The Emergence of a Collective Intelligence
Our knowledge of human beings is evidently insufficient. And the development of neurosciences is constantly shaking up our old beliefs. That’s how the Harvard Business Review recently relayed its research and further encouraged us to rethink leadership by suggesting that a group’s IQ depends largely on the quality of inter-personal relationships than on each person’s level of intelligence.
This means that it’s better to develop and to nurture team spirit rather than to depend on the IQ of each individual team member. This should become a leader’s focus from now on. In a world where volatility, uncertainty, complexity and ambiguity all distort our reference points, it is believed that collective intelligence, perfected, will enable us to take on new challenges. Why? Because even the most intelligent among us is limited by our own cognitive biases, our assumptions are so deeply rooted in our minds that we believe them to be rational and universal. The cognitive biases that we all carry within us can only be cancelled out when perspectives, talents, ideas and strengths are exchanged.
That may be the reason, at least in part, why cooperatives have been successful and enduring. Every survey conducted on the lifespan of various types of businesses has reached the same conclusion: Cooperatives are more durable enterprises.
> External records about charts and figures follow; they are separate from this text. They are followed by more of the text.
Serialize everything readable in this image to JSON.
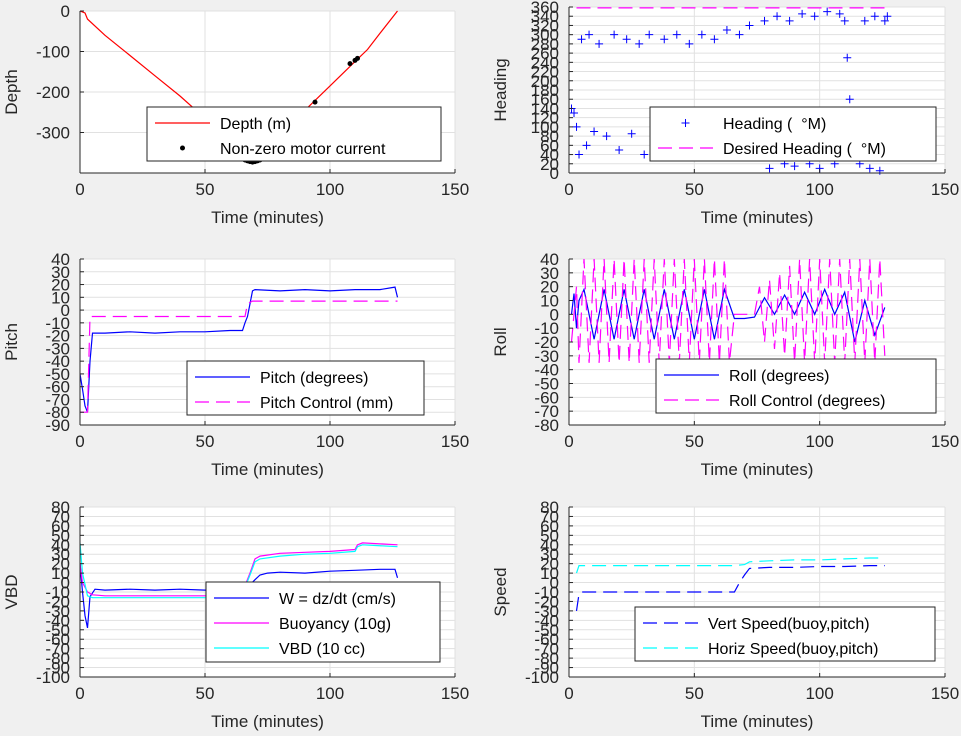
{
  "chart_data": [
    {
      "id": "depth",
      "type": "line",
      "ylabel": "Depth",
      "xlabel": "Time (minutes)",
      "xlim": [
        0,
        150
      ],
      "ylim": [
        -400,
        0
      ],
      "xticks": [
        0,
        50,
        100,
        150
      ],
      "yticks": [
        0,
        -100,
        -200,
        -300
      ],
      "grid": true,
      "legend_position": "bottom-right",
      "series": [
        {
          "name": "Depth (m)",
          "style": "line",
          "color": "#ff0000",
          "x": [
            0,
            2,
            3,
            10,
            20,
            30,
            40,
            50,
            55,
            60,
            64,
            67,
            69,
            71,
            75,
            80,
            90,
            100,
            110,
            115,
            120,
            127
          ],
          "y": [
            0,
            -5,
            -20,
            -60,
            -110,
            -160,
            -210,
            -265,
            -295,
            -330,
            -360,
            -370,
            -372,
            -368,
            -345,
            -310,
            -245,
            -185,
            -125,
            -95,
            -55,
            0
          ]
        },
        {
          "name": "Non-zero motor current",
          "style": "marker",
          "color": "#000000",
          "x": [
            66,
            67,
            68,
            69,
            70,
            71,
            72,
            73,
            75,
            77,
            94,
            108,
            110,
            111
          ],
          "y": [
            -368,
            -370,
            -372,
            -373,
            -372,
            -370,
            -368,
            -364,
            -352,
            -340,
            -225,
            -130,
            -122,
            -117
          ]
        }
      ]
    },
    {
      "id": "heading",
      "type": "scatter",
      "ylabel": "Heading",
      "xlabel": "Time (minutes)",
      "xlim": [
        0,
        150
      ],
      "ylim": [
        0,
        360
      ],
      "xticks": [
        0,
        50,
        100,
        150
      ],
      "yticks": [
        0,
        20,
        40,
        60,
        80,
        100,
        120,
        140,
        160,
        180,
        200,
        220,
        240,
        260,
        280,
        300,
        320,
        340,
        360
      ],
      "grid": true,
      "legend_position": "bottom-right",
      "series": [
        {
          "name": "Heading (  °M)",
          "style": "plus",
          "color": "#0000ff",
          "x": [
            1,
            2,
            3,
            4,
            5,
            7,
            8,
            10,
            12,
            15,
            18,
            20,
            23,
            25,
            28,
            30,
            32,
            35,
            38,
            40,
            43,
            46,
            48,
            50,
            53,
            56,
            58,
            60,
            63,
            66,
            68,
            70,
            72,
            75,
            78,
            80,
            83,
            86,
            88,
            90,
            93,
            96,
            98,
            100,
            103,
            106,
            108,
            110,
            111,
            112,
            113,
            114,
            116,
            118,
            120,
            122,
            124,
            126,
            127
          ],
          "y": [
            140,
            130,
            100,
            40,
            290,
            60,
            300,
            90,
            280,
            80,
            300,
            50,
            290,
            85,
            280,
            40,
            300,
            90,
            290,
            70,
            300,
            95,
            280,
            60,
            300,
            85,
            290,
            50,
            310,
            90,
            300,
            40,
            320,
            80,
            330,
            10,
            340,
            20,
            330,
            15,
            345,
            20,
            340,
            10,
            350,
            20,
            345,
            330,
            250,
            160,
            90,
            40,
            20,
            330,
            10,
            340,
            5,
            330,
            340
          ]
        },
        {
          "name": "Desired Heading (  °M)",
          "style": "dash",
          "color": "#ff00ff",
          "x": [
            3,
            127
          ],
          "y": [
            358,
            358
          ]
        }
      ]
    },
    {
      "id": "pitch",
      "type": "line",
      "ylabel": "Pitch",
      "xlabel": "Time (minutes)",
      "xlim": [
        0,
        150
      ],
      "ylim": [
        -90,
        40
      ],
      "xticks": [
        0,
        50,
        100,
        150
      ],
      "yticks": [
        40,
        30,
        20,
        10,
        0,
        -10,
        -20,
        -30,
        -40,
        -50,
        -60,
        -70,
        -80,
        -90
      ],
      "grid": true,
      "legend_position": "bottom-right",
      "series": [
        {
          "name": "Pitch (degrees)",
          "style": "line",
          "color": "#0000ff",
          "x": [
            0,
            1,
            2,
            3,
            4,
            5,
            10,
            20,
            30,
            40,
            50,
            60,
            65,
            66,
            67,
            68,
            69,
            70,
            80,
            90,
            100,
            110,
            120,
            126,
            127
          ],
          "y": [
            -50,
            -62,
            -75,
            -80,
            -40,
            -18,
            -18,
            -17,
            -18,
            -17,
            -17,
            -16,
            -16,
            -10,
            -5,
            5,
            15,
            16,
            15,
            16,
            15,
            16,
            16,
            18,
            10
          ]
        },
        {
          "name": "Pitch Control (mm)",
          "style": "dash",
          "color": "#ff00ff",
          "x": [
            0,
            3,
            4,
            66,
            67,
            69,
            127
          ],
          "y": [
            -80,
            -80,
            -5,
            -5,
            5,
            7,
            7
          ]
        }
      ]
    },
    {
      "id": "roll",
      "type": "line",
      "ylabel": "Roll",
      "xlabel": "Time (minutes)",
      "xlim": [
        0,
        150
      ],
      "ylim": [
        -80,
        40
      ],
      "xticks": [
        0,
        50,
        100,
        150
      ],
      "yticks": [
        40,
        30,
        20,
        10,
        0,
        -10,
        -20,
        -30,
        -40,
        -50,
        -60,
        -70,
        -80
      ],
      "grid": true,
      "legend_position": "bottom-right",
      "series": [
        {
          "name": "Roll (degrees)",
          "style": "line",
          "color": "#0000ff",
          "x": [
            1,
            2,
            3,
            4,
            6,
            10,
            14,
            18,
            22,
            26,
            30,
            34,
            38,
            42,
            46,
            50,
            54,
            58,
            62,
            66,
            70,
            74,
            78,
            82,
            86,
            90,
            94,
            98,
            102,
            106,
            110,
            114,
            118,
            122,
            126
          ],
          "y": [
            0,
            15,
            -10,
            10,
            18,
            -18,
            18,
            -18,
            18,
            -18,
            18,
            -18,
            18,
            -18,
            18,
            -18,
            18,
            -18,
            18,
            -3,
            -3,
            -2,
            12,
            0,
            14,
            0,
            16,
            0,
            18,
            0,
            16,
            -20,
            10,
            -15,
            5
          ]
        },
        {
          "name": "Roll Control (degrees)",
          "style": "dash",
          "color": "#ff00ff",
          "x": [
            1,
            3,
            4,
            6,
            8,
            10,
            12,
            14,
            16,
            18,
            20,
            22,
            24,
            26,
            28,
            30,
            32,
            34,
            36,
            38,
            40,
            42,
            44,
            46,
            48,
            50,
            52,
            54,
            56,
            58,
            60,
            62,
            64,
            66,
            70,
            74,
            76,
            78,
            80,
            82,
            84,
            86,
            88,
            90,
            92,
            94,
            96,
            98,
            100,
            102,
            104,
            106,
            108,
            110,
            112,
            114,
            116,
            118,
            120,
            122,
            124,
            126
          ],
          "y": [
            -20,
            20,
            -35,
            40,
            -35,
            40,
            -35,
            40,
            -35,
            40,
            -35,
            40,
            -35,
            40,
            -35,
            40,
            -35,
            40,
            -35,
            40,
            -35,
            40,
            -35,
            40,
            -35,
            40,
            -35,
            40,
            -35,
            40,
            -35,
            40,
            -35,
            0,
            0,
            0,
            20,
            -20,
            25,
            -25,
            30,
            -30,
            35,
            -35,
            40,
            -35,
            40,
            -35,
            40,
            -35,
            40,
            -35,
            40,
            -35,
            40,
            -35,
            40,
            -35,
            40,
            -35,
            40,
            -30
          ]
        }
      ]
    },
    {
      "id": "vbd",
      "type": "line",
      "ylabel": "VBD",
      "xlabel": "Time (minutes)",
      "xlim": [
        0,
        150
      ],
      "ylim": [
        -100,
        80
      ],
      "xticks": [
        0,
        50,
        100,
        150
      ],
      "yticks": [
        80,
        70,
        60,
        50,
        40,
        30,
        20,
        10,
        0,
        -10,
        -20,
        -30,
        -40,
        -50,
        -60,
        -70,
        -80,
        -90,
        -100
      ],
      "grid": true,
      "legend_position": "bottom-right",
      "series": [
        {
          "name": "W = dz/dt (cm/s)",
          "style": "line",
          "color": "#0000ff",
          "x": [
            0,
            1,
            2,
            3,
            4,
            6,
            10,
            20,
            30,
            40,
            50,
            60,
            65,
            67,
            70,
            72,
            75,
            80,
            90,
            100,
            110,
            120,
            126,
            127
          ],
          "y": [
            20,
            -10,
            -35,
            -48,
            -15,
            -7,
            -8,
            -7,
            -8,
            -7,
            -8,
            -8,
            -10,
            -5,
            3,
            8,
            10,
            11,
            10,
            12,
            13,
            14,
            14,
            5
          ]
        },
        {
          "name": "Buoyancy (10g)",
          "style": "line",
          "color": "#ff00ff",
          "x": [
            0,
            1,
            3,
            5,
            10,
            30,
            50,
            62,
            65,
            68,
            70,
            72,
            80,
            90,
            100,
            110,
            111,
            113,
            127
          ],
          "y": [
            20,
            0,
            -10,
            -13,
            -14,
            -14,
            -14,
            -14,
            -10,
            10,
            25,
            28,
            31,
            32,
            33,
            35,
            40,
            42,
            40
          ]
        },
        {
          "name": "VBD (10 cc)",
          "style": "line",
          "color": "#00ffff",
          "x": [
            0,
            1,
            3,
            5,
            10,
            30,
            50,
            62,
            65,
            68,
            70,
            72,
            80,
            90,
            100,
            110,
            111,
            113,
            127
          ],
          "y": [
            42,
            10,
            -14,
            -16,
            -16,
            -16,
            -16,
            -15,
            -12,
            8,
            22,
            25,
            28,
            30,
            31,
            33,
            38,
            40,
            38
          ]
        }
      ]
    },
    {
      "id": "speed",
      "type": "line",
      "ylabel": "Speed",
      "xlabel": "Time (minutes)",
      "xlim": [
        0,
        150
      ],
      "ylim": [
        -100,
        80
      ],
      "xticks": [
        0,
        50,
        100,
        150
      ],
      "yticks": [
        80,
        70,
        60,
        50,
        40,
        30,
        20,
        10,
        0,
        -10,
        -20,
        -30,
        -40,
        -50,
        -60,
        -70,
        -80,
        -90,
        -100
      ],
      "grid": true,
      "legend_position": "bottom-right",
      "series": [
        {
          "name": "Vert Speed(buoy,pitch)",
          "style": "dash",
          "color": "#0000ff",
          "x": [
            3,
            4,
            5,
            66,
            68,
            70,
            72,
            80,
            90,
            100,
            110,
            120,
            126
          ],
          "y": [
            -30,
            -12,
            -10,
            -10,
            0,
            8,
            15,
            16,
            16,
            17,
            17,
            18,
            18
          ]
        },
        {
          "name": "Horiz Speed(buoy,pitch)",
          "style": "dash",
          "color": "#00ffff",
          "x": [
            3,
            4,
            5,
            66,
            70,
            72,
            80,
            90,
            100,
            110,
            120,
            126
          ],
          "y": [
            10,
            18,
            18,
            18,
            19,
            22,
            23,
            24,
            24,
            25,
            26,
            26
          ]
        }
      ]
    }
  ]
}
In fact, if any characteristic is more inherent to cooperatives it is its collective nature, which forces people and businesses to work together, as a group, to seek the opinions and advice of its members and to consider differing points of view.
However, a word of caution is in order: We can’t just put a group of people together and deem it an intelligent collective. Certain conditions apply. First, there needs to be diversity among members of the group to be able to benefit from its various talents and capabilities. Then, as the abovementioned research stated, work must be done on the group dynamic to create an environment that is both beneficial and pleasant, where everyone will feel at ease. Only then will collective intelligence emerge.
The notion of trust is indeed at the heart of collective intelligence. Trust is the element that keeps groupthink at bay. It’s so easy and comforting to share the same views as everyone else, to say the same things. However, trust is essential when expressing a different opinion or sharing a differing perspective, trust is fundamental to any authentic discussion that is free of judgement. Collective intelligence is not a random invention; it requires an investment of time, energy and even money.
As for cooperatives, we can only suppose that it is the quality of their associative life that releases the collective’s potential, by allowing members to get to know each other, to acknowledge and to trust each other, and to discuss issues that will eventually lead to an intelligent and enlightened decision. For some authors, developing dialogic capabilities also leads to the development of ethics. This framework seems very relevant to me because dialogue confronts cooperators with an ethical dilemma.
One of cooperation’s leading values is solidarity. We may be tempted to quiet our discordant voices with the belief that we are supporting our peers. But that would be an unfortunate shortcut. Another one of cooperation’s leading values comes into play in the course of a dialogue: Personal and mutual responsibility that demands courage to express one’s own point of view. It is in the course of a dialogue that we all have the responsibility of being authentic.
It is only later that solidarity can emerge. When everything will have been said and we will have considered every hypothesis, then a decision can be made. It will have been enlightened by intelligence and made in the interest of the common good. Only then, will the contribution of discordant voices, as well as all other voices, have clarified the issue and will people be able to demonstrate their solidarity.
We can’t win all the battles, but we can also contribute to the collective intelligence.